6. In section 4.8.6 "the object element," remove the text "the object element's Document was parsed from a resource whose sniffed type as determined during navigation is text/html-sandboxed"
7. In section 2.1.1 "Resources," change " The term HTML MIME type is used to refer to the MIME types text/html and text/html-sandboxed" to be " The term HTML MIME type is used to refer to the text/html MIME type."
8. In section 3.1.3 "Resource metadata management," remove the text "or the resource was labeled as text/html-sandboxed"
9. In section 4.8.3 "the embed element," remove the bullet "The element's Document was not parsed from a resource whose sniffed type as determined during navigation is text/html-sandboxed (unless this has been overridden as described above)"
10. In section 5.3 "Origin," remove the bullet "If a Document was generated from a resource labeled as text/html-sandboxed.
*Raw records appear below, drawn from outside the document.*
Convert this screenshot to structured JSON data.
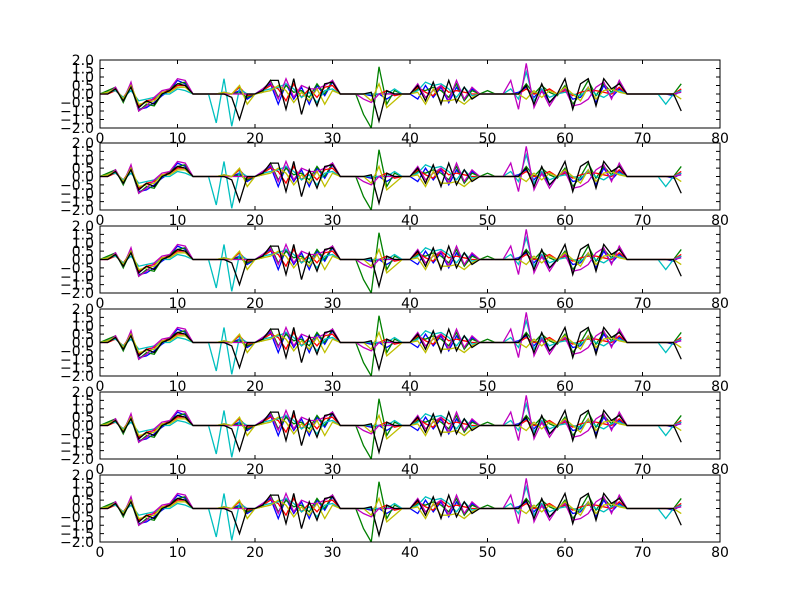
{
  "chart_data": {
    "type": "line",
    "panel_count": 6,
    "xlim": [
      0,
      80
    ],
    "ylim": [
      -2.0,
      2.0
    ],
    "x_tick_labels": [
      "0",
      "10",
      "20",
      "30",
      "40",
      "50",
      "60",
      "70",
      "80"
    ],
    "y_tick_labels": [
      "2.0",
      "1.5",
      "1.0",
      "0.5",
      "0.0",
      "−0.5",
      "−1.0",
      "−1.5",
      "−2.0"
    ],
    "grid": false,
    "legend": "none",
    "x": [
      0,
      1,
      2,
      3,
      4,
      5,
      6,
      7,
      8,
      9,
      10,
      11,
      12,
      13,
      14,
      15,
      16,
      17,
      18,
      19,
      20,
      21,
      22,
      23,
      24,
      25,
      26,
      27,
      28,
      29,
      30,
      31,
      32,
      33,
      34,
      35,
      36,
      37,
      38,
      39,
      40,
      41,
      42,
      43,
      44,
      45,
      46,
      47,
      48,
      49,
      50,
      51,
      52,
      53,
      54,
      55,
      56,
      57,
      58,
      59,
      60,
      61,
      62,
      63,
      64,
      65,
      66,
      67,
      68,
      69,
      70,
      71,
      72,
      73,
      74,
      75
    ],
    "series": [
      {
        "color": "#0000ff",
        "values": [
          0.0,
          0.1,
          0.3,
          -0.3,
          0.6,
          -0.9,
          -0.8,
          -0.5,
          -0.1,
          0.2,
          0.8,
          0.6,
          0.0,
          0.0,
          0.0,
          0.0,
          0.1,
          0.0,
          0.2,
          -0.3,
          0.0,
          0.3,
          0.6,
          -0.6,
          0.6,
          -0.3,
          0.4,
          -0.6,
          0.5,
          -0.1,
          0.7,
          0.0,
          0.0,
          0.0,
          0.0,
          -0.1,
          0.0,
          -0.3,
          0.0,
          0.0,
          0.0,
          -0.3,
          0.5,
          -0.2,
          0.4,
          -0.5,
          0.4,
          -0.3,
          0.3,
          0.0,
          0.0,
          0.0,
          0.0,
          0.0,
          0.1,
          0.4,
          -0.2,
          0.3,
          -0.5,
          0.0,
          0.3,
          -0.3,
          -0.2,
          0.4,
          -0.5,
          0.5,
          -0.2,
          0.3,
          0.0,
          0.0,
          0.0,
          0.0,
          0.0,
          0.0,
          -0.1,
          0.2
        ]
      },
      {
        "color": "#008000",
        "values": [
          0.0,
          0.2,
          0.4,
          -0.5,
          0.5,
          -1.0,
          -0.6,
          -0.7,
          0.0,
          0.3,
          0.6,
          0.7,
          0.0,
          0.0,
          0.0,
          0.0,
          0.0,
          0.0,
          0.1,
          -0.2,
          0.0,
          0.1,
          0.8,
          -0.2,
          0.5,
          0.1,
          0.2,
          -0.2,
          0.6,
          0.0,
          0.8,
          0.0,
          0.0,
          0.0,
          -1.2,
          -2.0,
          1.6,
          -0.6,
          0.2,
          0.0,
          0.0,
          0.3,
          0.2,
          0.4,
          0.2,
          -0.2,
          0.6,
          -0.4,
          0.2,
          0.0,
          0.2,
          0.0,
          0.0,
          0.0,
          0.0,
          0.6,
          0.0,
          0.5,
          0.1,
          -0.1,
          0.5,
          -0.6,
          0.0,
          0.8,
          -0.1,
          0.6,
          0.1,
          0.7,
          0.0,
          0.0,
          0.0,
          0.0,
          0.0,
          0.0,
          0.0,
          0.6
        ]
      },
      {
        "color": "#ff0000",
        "values": [
          0.0,
          0.0,
          0.2,
          -0.2,
          0.4,
          -0.7,
          -0.4,
          -0.3,
          0.1,
          0.2,
          0.5,
          0.5,
          0.0,
          0.0,
          0.0,
          0.0,
          0.0,
          0.0,
          0.4,
          -0.1,
          0.0,
          0.2,
          0.5,
          0.3,
          -0.4,
          0.6,
          -0.2,
          0.3,
          -0.2,
          0.4,
          0.5,
          0.0,
          0.0,
          0.0,
          0.0,
          0.0,
          0.0,
          0.2,
          -0.1,
          0.0,
          0.0,
          0.4,
          0.1,
          -0.1,
          0.5,
          0.1,
          0.2,
          0.1,
          0.0,
          0.0,
          0.0,
          0.0,
          0.0,
          0.0,
          0.0,
          0.3,
          0.0,
          0.1,
          0.3,
          0.0,
          0.2,
          -0.1,
          0.1,
          0.2,
          0.2,
          0.1,
          0.0,
          0.4,
          0.0,
          0.0,
          0.0,
          0.0,
          0.0,
          0.0,
          0.0,
          0.3
        ]
      },
      {
        "color": "#00bfbf",
        "values": [
          0.0,
          0.1,
          0.2,
          -0.2,
          0.2,
          -0.4,
          -0.3,
          -0.2,
          0.0,
          0.0,
          0.3,
          0.2,
          0.0,
          0.0,
          0.0,
          -1.7,
          0.9,
          -1.9,
          0.3,
          0.0,
          0.0,
          0.2,
          0.3,
          0.4,
          0.6,
          0.3,
          -0.2,
          0.1,
          -0.5,
          0.2,
          0.3,
          0.0,
          0.0,
          0.0,
          0.0,
          0.0,
          0.0,
          0.0,
          0.3,
          0.0,
          0.0,
          0.2,
          0.7,
          0.5,
          0.6,
          0.3,
          -0.2,
          0.4,
          -0.1,
          0.0,
          0.0,
          0.0,
          0.0,
          0.3,
          -0.3,
          1.3,
          -0.4,
          0.3,
          -0.2,
          0.0,
          0.1,
          0.0,
          -0.1,
          0.3,
          0.0,
          -0.2,
          0.1,
          0.2,
          0.0,
          0.0,
          0.0,
          0.0,
          0.0,
          -0.6,
          0.0,
          0.2
        ]
      },
      {
        "color": "#bf00bf",
        "values": [
          0.0,
          0.0,
          0.4,
          -0.4,
          0.7,
          -1.0,
          -0.7,
          -0.2,
          0.2,
          0.3,
          0.9,
          0.8,
          0.0,
          0.0,
          0.0,
          0.0,
          0.0,
          0.0,
          0.0,
          0.0,
          0.0,
          0.3,
          0.7,
          -0.3,
          0.9,
          -0.2,
          0.5,
          0.3,
          0.3,
          0.5,
          0.8,
          0.0,
          0.0,
          0.0,
          -0.3,
          -0.5,
          0.0,
          0.0,
          0.0,
          0.0,
          0.0,
          0.6,
          -0.2,
          0.2,
          0.5,
          -0.4,
          0.8,
          -0.3,
          0.4,
          0.0,
          0.0,
          0.0,
          0.0,
          0.8,
          -0.9,
          1.8,
          -0.8,
          0.2,
          -0.7,
          0.0,
          0.3,
          -0.7,
          -0.6,
          -0.3,
          0.4,
          0.7,
          -0.3,
          0.8,
          0.0,
          0.0,
          0.0,
          0.0,
          0.0,
          0.0,
          0.0,
          0.1
        ]
      },
      {
        "color": "#bfbf00",
        "values": [
          0.0,
          0.1,
          0.3,
          -0.3,
          0.5,
          -0.6,
          -0.5,
          -0.4,
          0.1,
          0.1,
          0.4,
          0.4,
          0.0,
          0.0,
          0.0,
          0.0,
          0.1,
          0.0,
          0.5,
          -0.6,
          0.0,
          0.1,
          0.2,
          0.5,
          0.2,
          -0.5,
          0.1,
          -0.4,
          0.3,
          -0.6,
          0.2,
          0.0,
          0.0,
          0.0,
          0.0,
          -0.4,
          0.6,
          -0.8,
          -0.4,
          0.0,
          0.0,
          0.1,
          -0.6,
          0.3,
          -0.4,
          -0.4,
          -0.3,
          -0.6,
          -0.2,
          0.0,
          0.0,
          0.0,
          0.0,
          0.0,
          0.0,
          -0.3,
          0.2,
          -0.2,
          0.2,
          0.0,
          0.4,
          0.0,
          -0.4,
          0.4,
          -0.3,
          0.2,
          0.3,
          0.1,
          0.0,
          0.0,
          0.0,
          0.0,
          0.0,
          0.0,
          0.0,
          -0.3
        ]
      },
      {
        "color": "#000000",
        "values": [
          0.0,
          0.0,
          0.3,
          -0.4,
          0.4,
          -0.8,
          -0.4,
          -0.6,
          0.0,
          0.2,
          0.6,
          0.5,
          0.0,
          0.0,
          0.0,
          0.0,
          0.0,
          -0.2,
          -1.5,
          0.0,
          0.0,
          0.2,
          0.8,
          0.8,
          -0.9,
          0.9,
          -1.2,
          0.4,
          -0.7,
          0.6,
          0.7,
          0.0,
          0.0,
          0.0,
          0.0,
          0.1,
          -1.6,
          0.2,
          0.0,
          0.0,
          0.0,
          0.5,
          -0.4,
          0.7,
          -0.6,
          0.8,
          -0.5,
          0.4,
          -0.3,
          0.0,
          0.0,
          0.0,
          0.0,
          0.0,
          0.0,
          0.5,
          -0.6,
          0.6,
          -0.5,
          0.0,
          0.9,
          -0.9,
          0.6,
          0.9,
          -0.7,
          0.9,
          0.3,
          0.6,
          0.0,
          0.0,
          0.0,
          0.0,
          0.0,
          0.0,
          0.0,
          -1.0
        ]
      }
    ]
  }
}
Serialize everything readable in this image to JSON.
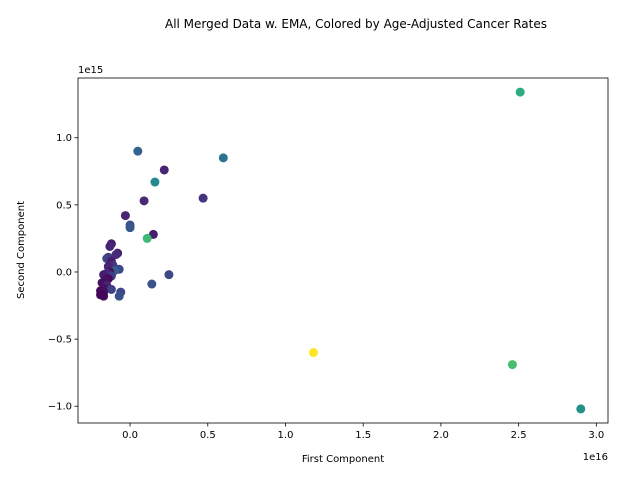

The origin is a globally unique identifier assigned when the Document is created."
11. In section 5.5.1 "Navigating across document" step 20, remove the bullet " 'text/html-sandboxed' Follow the steps given in the HTML document section, and abort these steps."
12. In section 11.3.1 "The applet element," remove the text "and when the element's Document was parsed from a resource whose sniffed type as determined during navigation is text/html-sandboxed"

IMPACT:

Positive Effects

1. Sandbox is not falsely advertised as fail-closed, which otherwise could cause web developers to have a false sense of security.
2. HTML5 doesn't maintain a feature which only partially solves the problem.
3. Other security-specific specification proposals are given the chance to solve this problem in a complete way.

Negative Effects

No major negative effects; to our knowledge no user agents have implemented text/html-sandboxed.

Risks

1. Other proposals (i.e., CSP) fail to finalize their solution to this issue.

REFERENCES:

1. http://dev.w3.org/html5/spec/iana.html#text-html-sandboxed
2. http://www.w3.org/Bugs/Public/show_bug.cgi?id=12390
3. https://dvcs.w3.org/hg/content-security-policy/raw-file/tip/csp-specification.dev.html
4. http://dev.w3.org/html5/spec/the-iframe-element.html#attr-iframe-sandbox

Test Case #1:

1. Create a page with the markup below.
2. Save the file with a .sandboxed file extension.
3. Configure your server to send text/html-sandboxed for the .sandboxed file extension.
4. Browse to the page.

<!DOCTYPE html>
<html>
	<head>
		<title>Sandboxed Content</title> 
	</head>
	<body>
		<p>If an alert is displayed, then the browser does not support the sandbox MIME type and has failed open.</p>
		<script>
		document.cookie = "somefakecookie=test; expires=Thu, 2 Aug 2012 20:47:11 UTC; path=/";
		alert(document.cookie);	
		</script>
	</body>
</html>	

In at least Internet Explorer 6.0, the content will be sniffed as text/html and rendered un-sandboxed. Therefore, the text/html-sandboxed MIME type is not fail-closed as advertised.